Still, the whole election strikes me as a meaningful inflection point in our politics, a passing beyond a political order and agenda that had grown stale. Here are my reasons for optimism:
1. Lifting of the Nickels Cloud. Mayor Greg Nickels had installed a kind of numbing regime, servicing the usual constituent groups (labor, greens, developers, minorities, City Hall unions, human-services agencies, downtown interests, powerful lobbyists and law firms) in a notably crass way: You give me your loyalty and campaign support and I give you what you want. Similarly, Nickels and Deputy Mayor Tim Ceis kept such a close watch over his department heads as to stifle originality or risk taking. It was badly out of sync with Seattle's public-interest political style, but nobody seemed to know how to get out of it. Thanks, voters!
2. Lots of Wake-up Calls. Let me count the ways: Sonics decamp, showing how incapable we are of mounting regional approaches; P-I stops printing, prompting a new crop to spring up; University of Washington learns how the Legislature never will be a trustworthy ally and starts looking for other cures; King County implodes; budget woes get a poster child (closing Seattle libraries); Port of Seattle faces up to its declining prospects; Seattle learns how much Olympia, especially Speaker Frank Chopp, wants to do it in; and Boeing plays local politicians and unions like a virtuoso, showing us what kind of a competitive world we really inhabit.

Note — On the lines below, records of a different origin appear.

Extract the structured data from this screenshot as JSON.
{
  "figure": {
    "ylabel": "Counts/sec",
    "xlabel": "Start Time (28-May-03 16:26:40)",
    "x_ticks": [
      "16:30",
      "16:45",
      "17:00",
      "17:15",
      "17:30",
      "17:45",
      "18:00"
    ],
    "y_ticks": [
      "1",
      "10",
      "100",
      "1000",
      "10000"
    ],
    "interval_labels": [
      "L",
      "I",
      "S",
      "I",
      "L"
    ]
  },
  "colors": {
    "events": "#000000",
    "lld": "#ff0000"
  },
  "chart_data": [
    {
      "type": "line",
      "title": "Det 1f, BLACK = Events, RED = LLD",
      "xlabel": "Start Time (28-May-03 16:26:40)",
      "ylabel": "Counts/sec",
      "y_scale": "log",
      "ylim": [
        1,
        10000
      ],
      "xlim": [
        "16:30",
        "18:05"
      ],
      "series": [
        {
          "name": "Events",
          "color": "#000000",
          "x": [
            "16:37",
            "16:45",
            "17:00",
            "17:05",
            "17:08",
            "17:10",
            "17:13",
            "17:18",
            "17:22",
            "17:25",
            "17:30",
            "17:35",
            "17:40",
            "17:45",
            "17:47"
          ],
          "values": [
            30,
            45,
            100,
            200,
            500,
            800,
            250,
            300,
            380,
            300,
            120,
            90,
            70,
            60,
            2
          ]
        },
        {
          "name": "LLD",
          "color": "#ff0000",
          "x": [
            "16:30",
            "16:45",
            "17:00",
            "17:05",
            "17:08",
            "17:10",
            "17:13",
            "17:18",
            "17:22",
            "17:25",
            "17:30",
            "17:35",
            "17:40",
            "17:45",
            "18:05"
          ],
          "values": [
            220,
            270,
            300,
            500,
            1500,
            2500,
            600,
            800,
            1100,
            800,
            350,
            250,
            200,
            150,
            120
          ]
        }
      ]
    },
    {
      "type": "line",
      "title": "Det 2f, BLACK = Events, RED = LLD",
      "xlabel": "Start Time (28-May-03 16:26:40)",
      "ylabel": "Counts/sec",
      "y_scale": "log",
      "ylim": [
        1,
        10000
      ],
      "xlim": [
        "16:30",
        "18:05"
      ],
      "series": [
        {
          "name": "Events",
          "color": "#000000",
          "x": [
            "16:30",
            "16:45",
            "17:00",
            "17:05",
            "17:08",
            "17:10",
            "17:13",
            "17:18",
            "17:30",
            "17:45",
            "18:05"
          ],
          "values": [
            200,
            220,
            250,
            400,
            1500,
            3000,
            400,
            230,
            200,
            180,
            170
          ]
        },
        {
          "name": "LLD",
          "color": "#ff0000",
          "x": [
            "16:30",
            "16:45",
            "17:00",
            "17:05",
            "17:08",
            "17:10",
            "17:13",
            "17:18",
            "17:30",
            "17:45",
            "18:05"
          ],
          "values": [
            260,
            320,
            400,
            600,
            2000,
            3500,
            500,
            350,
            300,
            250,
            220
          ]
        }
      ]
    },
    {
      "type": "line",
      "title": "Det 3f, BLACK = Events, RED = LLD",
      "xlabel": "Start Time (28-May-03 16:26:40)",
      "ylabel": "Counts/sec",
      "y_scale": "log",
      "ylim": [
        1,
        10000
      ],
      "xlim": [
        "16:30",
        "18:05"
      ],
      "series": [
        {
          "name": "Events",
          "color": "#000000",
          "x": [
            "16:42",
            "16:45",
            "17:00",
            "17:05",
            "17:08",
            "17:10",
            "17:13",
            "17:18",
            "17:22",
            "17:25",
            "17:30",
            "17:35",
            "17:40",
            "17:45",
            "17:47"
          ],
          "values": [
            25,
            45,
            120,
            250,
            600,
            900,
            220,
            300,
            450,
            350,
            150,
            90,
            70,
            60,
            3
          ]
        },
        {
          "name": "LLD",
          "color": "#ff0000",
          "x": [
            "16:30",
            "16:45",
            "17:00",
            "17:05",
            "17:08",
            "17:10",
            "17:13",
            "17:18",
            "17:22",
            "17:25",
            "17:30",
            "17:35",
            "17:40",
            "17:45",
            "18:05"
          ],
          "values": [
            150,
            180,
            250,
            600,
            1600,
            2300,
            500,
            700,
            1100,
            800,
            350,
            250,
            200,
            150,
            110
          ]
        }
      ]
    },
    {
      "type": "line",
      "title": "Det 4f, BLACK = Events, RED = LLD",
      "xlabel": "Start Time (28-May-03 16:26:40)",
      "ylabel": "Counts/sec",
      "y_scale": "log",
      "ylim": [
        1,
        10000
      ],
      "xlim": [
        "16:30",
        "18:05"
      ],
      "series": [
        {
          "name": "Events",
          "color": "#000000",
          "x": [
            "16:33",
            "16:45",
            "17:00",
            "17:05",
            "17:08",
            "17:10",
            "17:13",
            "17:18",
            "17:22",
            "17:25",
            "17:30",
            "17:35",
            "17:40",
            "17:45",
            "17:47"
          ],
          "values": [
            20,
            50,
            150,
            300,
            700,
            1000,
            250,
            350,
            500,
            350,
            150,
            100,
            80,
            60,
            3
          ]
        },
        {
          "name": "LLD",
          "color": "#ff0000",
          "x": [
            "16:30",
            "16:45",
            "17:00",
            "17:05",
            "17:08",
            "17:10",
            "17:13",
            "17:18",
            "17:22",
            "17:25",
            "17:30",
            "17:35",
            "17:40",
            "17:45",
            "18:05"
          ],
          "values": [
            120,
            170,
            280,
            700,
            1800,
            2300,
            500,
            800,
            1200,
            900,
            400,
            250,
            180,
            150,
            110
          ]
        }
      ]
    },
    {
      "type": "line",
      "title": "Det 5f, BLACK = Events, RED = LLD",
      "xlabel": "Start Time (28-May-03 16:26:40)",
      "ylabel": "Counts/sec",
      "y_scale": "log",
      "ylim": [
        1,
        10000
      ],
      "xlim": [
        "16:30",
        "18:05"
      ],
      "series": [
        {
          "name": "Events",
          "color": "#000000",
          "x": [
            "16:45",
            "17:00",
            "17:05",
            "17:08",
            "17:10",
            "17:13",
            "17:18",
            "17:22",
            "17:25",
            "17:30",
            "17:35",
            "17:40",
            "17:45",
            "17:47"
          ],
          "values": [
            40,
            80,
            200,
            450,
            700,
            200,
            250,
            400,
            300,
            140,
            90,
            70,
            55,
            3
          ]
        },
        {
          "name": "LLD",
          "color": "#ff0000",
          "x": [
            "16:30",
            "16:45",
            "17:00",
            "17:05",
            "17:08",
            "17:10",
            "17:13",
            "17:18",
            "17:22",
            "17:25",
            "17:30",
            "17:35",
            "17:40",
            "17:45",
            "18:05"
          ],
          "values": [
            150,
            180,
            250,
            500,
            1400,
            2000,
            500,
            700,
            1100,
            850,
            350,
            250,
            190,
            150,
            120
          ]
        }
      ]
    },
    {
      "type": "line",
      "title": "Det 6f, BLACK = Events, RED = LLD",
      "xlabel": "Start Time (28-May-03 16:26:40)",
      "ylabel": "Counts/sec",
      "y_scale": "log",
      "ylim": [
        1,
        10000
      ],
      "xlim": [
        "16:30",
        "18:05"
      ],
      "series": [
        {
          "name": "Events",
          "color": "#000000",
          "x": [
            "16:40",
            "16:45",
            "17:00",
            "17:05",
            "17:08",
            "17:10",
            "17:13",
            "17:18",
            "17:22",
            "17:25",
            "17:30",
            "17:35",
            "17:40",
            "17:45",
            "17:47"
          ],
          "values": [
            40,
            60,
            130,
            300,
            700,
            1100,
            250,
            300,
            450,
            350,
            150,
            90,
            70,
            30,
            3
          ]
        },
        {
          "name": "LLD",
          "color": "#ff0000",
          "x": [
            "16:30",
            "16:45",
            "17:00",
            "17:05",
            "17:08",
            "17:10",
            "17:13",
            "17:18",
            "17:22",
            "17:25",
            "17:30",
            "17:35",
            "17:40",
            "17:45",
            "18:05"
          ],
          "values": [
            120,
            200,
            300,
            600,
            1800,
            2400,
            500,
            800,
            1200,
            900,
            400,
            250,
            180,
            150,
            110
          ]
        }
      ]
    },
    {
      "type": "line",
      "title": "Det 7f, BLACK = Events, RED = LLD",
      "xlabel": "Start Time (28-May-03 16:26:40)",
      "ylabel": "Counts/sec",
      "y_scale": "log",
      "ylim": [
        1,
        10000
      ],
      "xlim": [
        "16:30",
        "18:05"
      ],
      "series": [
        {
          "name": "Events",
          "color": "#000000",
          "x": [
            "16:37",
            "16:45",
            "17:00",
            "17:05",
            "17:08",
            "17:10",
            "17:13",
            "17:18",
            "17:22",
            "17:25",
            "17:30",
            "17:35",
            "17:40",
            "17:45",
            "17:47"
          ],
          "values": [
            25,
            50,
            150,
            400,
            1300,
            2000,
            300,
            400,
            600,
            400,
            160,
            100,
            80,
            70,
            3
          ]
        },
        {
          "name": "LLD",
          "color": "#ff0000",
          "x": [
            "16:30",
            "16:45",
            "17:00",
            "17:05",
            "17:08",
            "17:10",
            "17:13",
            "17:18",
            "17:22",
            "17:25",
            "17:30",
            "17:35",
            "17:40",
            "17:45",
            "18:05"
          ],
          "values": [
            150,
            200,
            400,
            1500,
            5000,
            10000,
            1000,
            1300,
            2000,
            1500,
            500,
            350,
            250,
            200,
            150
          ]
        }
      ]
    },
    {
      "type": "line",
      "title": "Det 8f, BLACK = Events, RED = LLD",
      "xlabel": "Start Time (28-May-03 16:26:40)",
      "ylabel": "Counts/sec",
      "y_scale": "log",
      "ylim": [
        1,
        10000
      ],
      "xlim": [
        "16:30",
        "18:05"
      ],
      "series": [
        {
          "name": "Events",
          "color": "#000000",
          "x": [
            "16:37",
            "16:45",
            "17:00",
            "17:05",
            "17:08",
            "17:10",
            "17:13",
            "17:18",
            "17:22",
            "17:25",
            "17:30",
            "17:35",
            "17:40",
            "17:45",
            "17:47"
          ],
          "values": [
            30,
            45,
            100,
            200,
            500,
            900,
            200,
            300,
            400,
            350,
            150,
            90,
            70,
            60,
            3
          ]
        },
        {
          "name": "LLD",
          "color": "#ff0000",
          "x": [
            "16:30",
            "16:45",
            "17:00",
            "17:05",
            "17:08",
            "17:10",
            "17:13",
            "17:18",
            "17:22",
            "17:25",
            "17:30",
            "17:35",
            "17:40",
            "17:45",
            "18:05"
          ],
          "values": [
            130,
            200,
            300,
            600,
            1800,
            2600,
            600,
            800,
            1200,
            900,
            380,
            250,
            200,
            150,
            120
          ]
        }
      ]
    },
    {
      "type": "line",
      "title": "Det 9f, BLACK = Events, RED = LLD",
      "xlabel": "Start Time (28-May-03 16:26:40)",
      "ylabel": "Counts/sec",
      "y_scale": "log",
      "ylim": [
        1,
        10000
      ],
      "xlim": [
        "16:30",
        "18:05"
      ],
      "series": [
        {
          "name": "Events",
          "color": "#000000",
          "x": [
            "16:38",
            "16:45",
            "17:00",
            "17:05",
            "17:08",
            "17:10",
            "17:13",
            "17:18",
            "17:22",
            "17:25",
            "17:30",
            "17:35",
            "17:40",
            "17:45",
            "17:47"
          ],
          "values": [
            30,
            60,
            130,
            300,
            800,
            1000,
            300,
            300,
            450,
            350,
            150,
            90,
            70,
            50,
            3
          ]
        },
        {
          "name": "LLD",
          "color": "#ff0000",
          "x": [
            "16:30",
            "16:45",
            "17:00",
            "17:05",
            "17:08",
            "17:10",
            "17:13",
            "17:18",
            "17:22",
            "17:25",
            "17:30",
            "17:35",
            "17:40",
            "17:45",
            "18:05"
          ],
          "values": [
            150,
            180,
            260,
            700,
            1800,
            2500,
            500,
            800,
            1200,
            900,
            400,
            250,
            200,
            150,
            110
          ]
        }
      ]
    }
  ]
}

3. Legislative Shaping-up. The 2007 election was a watershed in this regard, tossing out the folks who were making the School Board, the Port, and the City Council zones of adolescent behavior, and replacing them with experienced moderates who know how to work together. (Nothing like this is happening at the King County Council, I concede.) More seems likely this election, examples being Sally Bagshaw for the City Council (a mediator trained in the Norm Maleng School of Decent Politics), Tom Albro for the Port (both a critic and a grown-up businessman), and Kay Smith-Blum on the School Board. Among the reasons this is a good thing: We're going to have to rely on the City Council to run things for the next year of on-the-job training for the new mayor.
4. New Politics, First Draft. Seattle and the region badly need a new narrative, especially since Nickels was so inward-focused that he never really supplied one, except for a little grandstanding on climate change. Credit Mike McGinn for getting one on the table — the sustainability and urban-walkability vision. Rep. Jay Inslee was saying the other day (with a loud amen chorus from Ron Sims) that climate change and creating the post-carbon economy is the closest thing he's seen to the civil rights revolution of 40 years ago. It's certainly appealing to young people, to global-economy workers, to idealists, to urban singles. Just look at Portland.
True, McGinn was a clumsy advocate, linking all this new stuff to a tired old debate about the Viaduct. And the new agenda lacked an experienced, popular advocate (such as Peter Steinbrueck). But it's clearly on the rise, and even if Mallahan wins, he'll probably steal all the best lines. Whether it has staying power (remember what happened to the bag tax) or can expand to ordinary urban concerns (police, schools, jobs) remains to be seen. But at least we have something more compelling than condo-craze or major-league status.